The tub arrived yesterday, right after the beadboard. While materials have been trickling in for a few weeks, this feels like the moment when the project is real.
Really real. We can't go back now. We've got this hulking bunch of enameled cast iron taking up the entire garage.
We ordered it from Vintage Tub, an online company. This is not a plug for the company, but they were really great to work with. We'd been on the site a bunch of times but I was getting cold feet about our decision to buy a clawfoot tub and freestanding shower. They're beautiful, but I've never stood in one. What if it feels totally claustrophobic? I kept wondering.
So we were on the site one day and suddenly I noticed the address. They're nearby in Pennsylvania. Let's drive out, I said. So we called and this guy Brandon answered the phone. Yes, he would make an appointment for a visit. That Saturday we drove out. Brandon met us at the door. We were the only people in the place. We sat in tubs, stood in a freestanding shower, admired the oil rubbed bronze faucets (totally impractical, we decided), and the nickel faucets (beautiful, but not worth the extra cost, we reluctantly agree), and laughed at the tiny, truly T-I-N-Y 4 foot tub, which I had briefly fantasized about installing together with a custom tile shower. Who knew one foot would make such a difference.
And, in the end, we ordered a pedestal tub and freestanding shower assembly.
Yesterday, a giant Fed-X semi-tractor trailer arrived outside. The tub perched precariously on the lift, came down gently, and rolled up to the drive. Fortunately, the drive is about 8 feet long, because the trolley wasn't going over gravel, the driver said.
"It'll get stuck," he said, "and it's 500 pounds and then I won't be able to move it."
"It'll work," I said, encouragingly.
"Is there anywhere else it can go?" he asked.
"No," I said firmly. There really isn't.
"Is there anyone else in the house to help?" he asked.
"No," I said, this time more tentatively. "I'm sorry."
"Because someone could push," he was still talking.
"I can push," I said.
"Are you sure?" he asked, looking at me uncertainly.
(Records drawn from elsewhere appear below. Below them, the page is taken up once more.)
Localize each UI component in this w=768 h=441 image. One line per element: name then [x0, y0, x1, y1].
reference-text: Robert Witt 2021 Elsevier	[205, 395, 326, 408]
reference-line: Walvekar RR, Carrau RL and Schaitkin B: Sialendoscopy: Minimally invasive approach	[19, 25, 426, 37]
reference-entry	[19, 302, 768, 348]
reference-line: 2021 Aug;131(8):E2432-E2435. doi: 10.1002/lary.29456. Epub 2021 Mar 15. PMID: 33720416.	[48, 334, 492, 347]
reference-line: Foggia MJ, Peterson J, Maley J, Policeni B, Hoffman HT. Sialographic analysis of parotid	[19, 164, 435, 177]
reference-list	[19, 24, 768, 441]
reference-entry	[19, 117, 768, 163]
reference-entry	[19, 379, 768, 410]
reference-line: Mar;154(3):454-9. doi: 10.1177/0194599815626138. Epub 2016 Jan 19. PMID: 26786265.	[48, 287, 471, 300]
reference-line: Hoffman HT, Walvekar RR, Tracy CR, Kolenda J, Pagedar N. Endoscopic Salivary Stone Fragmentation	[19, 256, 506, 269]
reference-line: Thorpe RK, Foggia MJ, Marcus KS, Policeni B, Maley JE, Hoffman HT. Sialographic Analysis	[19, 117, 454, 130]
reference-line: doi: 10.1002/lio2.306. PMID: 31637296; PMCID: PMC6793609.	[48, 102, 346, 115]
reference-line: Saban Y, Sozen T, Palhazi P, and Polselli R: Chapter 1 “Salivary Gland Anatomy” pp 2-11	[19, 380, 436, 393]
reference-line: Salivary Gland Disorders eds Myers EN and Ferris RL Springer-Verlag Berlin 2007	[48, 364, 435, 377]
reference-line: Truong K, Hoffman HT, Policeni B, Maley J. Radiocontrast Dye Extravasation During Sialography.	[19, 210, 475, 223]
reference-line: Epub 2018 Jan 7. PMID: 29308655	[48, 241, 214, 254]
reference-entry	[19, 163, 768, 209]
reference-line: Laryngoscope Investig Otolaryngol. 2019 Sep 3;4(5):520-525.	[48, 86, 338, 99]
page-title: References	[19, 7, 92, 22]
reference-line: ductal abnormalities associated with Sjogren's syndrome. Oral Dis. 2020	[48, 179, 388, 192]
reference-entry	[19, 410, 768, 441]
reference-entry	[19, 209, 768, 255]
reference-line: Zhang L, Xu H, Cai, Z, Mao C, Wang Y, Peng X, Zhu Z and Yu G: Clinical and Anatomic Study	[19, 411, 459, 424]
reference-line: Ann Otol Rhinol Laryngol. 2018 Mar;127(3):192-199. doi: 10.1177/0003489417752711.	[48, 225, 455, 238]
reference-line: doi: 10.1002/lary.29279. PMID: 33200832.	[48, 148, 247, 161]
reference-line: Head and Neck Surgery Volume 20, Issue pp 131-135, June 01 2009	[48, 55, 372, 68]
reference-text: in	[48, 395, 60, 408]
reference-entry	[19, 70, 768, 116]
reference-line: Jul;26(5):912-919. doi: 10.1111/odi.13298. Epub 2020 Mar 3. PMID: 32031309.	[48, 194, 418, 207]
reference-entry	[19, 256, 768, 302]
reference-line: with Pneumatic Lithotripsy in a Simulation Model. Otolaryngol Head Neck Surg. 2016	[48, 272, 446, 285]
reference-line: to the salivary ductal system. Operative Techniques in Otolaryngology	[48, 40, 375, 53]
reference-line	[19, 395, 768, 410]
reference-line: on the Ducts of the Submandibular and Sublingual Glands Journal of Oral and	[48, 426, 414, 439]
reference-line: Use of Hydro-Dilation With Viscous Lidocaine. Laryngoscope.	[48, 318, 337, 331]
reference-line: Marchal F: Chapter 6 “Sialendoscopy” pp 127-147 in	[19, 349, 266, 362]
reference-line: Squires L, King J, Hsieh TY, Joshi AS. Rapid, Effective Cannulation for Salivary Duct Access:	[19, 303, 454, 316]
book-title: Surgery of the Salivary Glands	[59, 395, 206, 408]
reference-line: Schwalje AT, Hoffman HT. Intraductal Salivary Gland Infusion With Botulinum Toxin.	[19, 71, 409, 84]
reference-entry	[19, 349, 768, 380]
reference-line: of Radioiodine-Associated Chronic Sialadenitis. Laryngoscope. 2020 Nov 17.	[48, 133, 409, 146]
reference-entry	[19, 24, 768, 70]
So, for anyone reading this who is not family. I am 49 years old, with some tell-tale grey hair, 4'10" tall and just the slightest bit overweight. My true underlying brawn not immediately evident. Joke. Anyway.
"Of course," I said, with more certainty than I felt. He wasn't that big himself, truth be told. I thought briefly of calling Capel. But he was twenty minutes away, and I was pretty sure the driver was not going to be eager about waiting twenty minutes. And I really did not want that tub sitting in the driveway for a month.
"I can do it," I assured him.
"Okay," he said. "We just need to go fast and get up a head of steam."
So I got behind this giant box and bent down to push. It was easy. E-A-S-Y. The trolley must be really well made. It moved like silk and I pushed as hard as I could, and he pulled, running, and then jerked it up over the tiny little bump to the concrete floor and we were in.
That was fun.
So, as soon as it is light -- because there is no electricity in the garage -- we'll go crack open the crate to the tub and post a photo.
In fact, it's gotten light while I've written. Tub, here we come!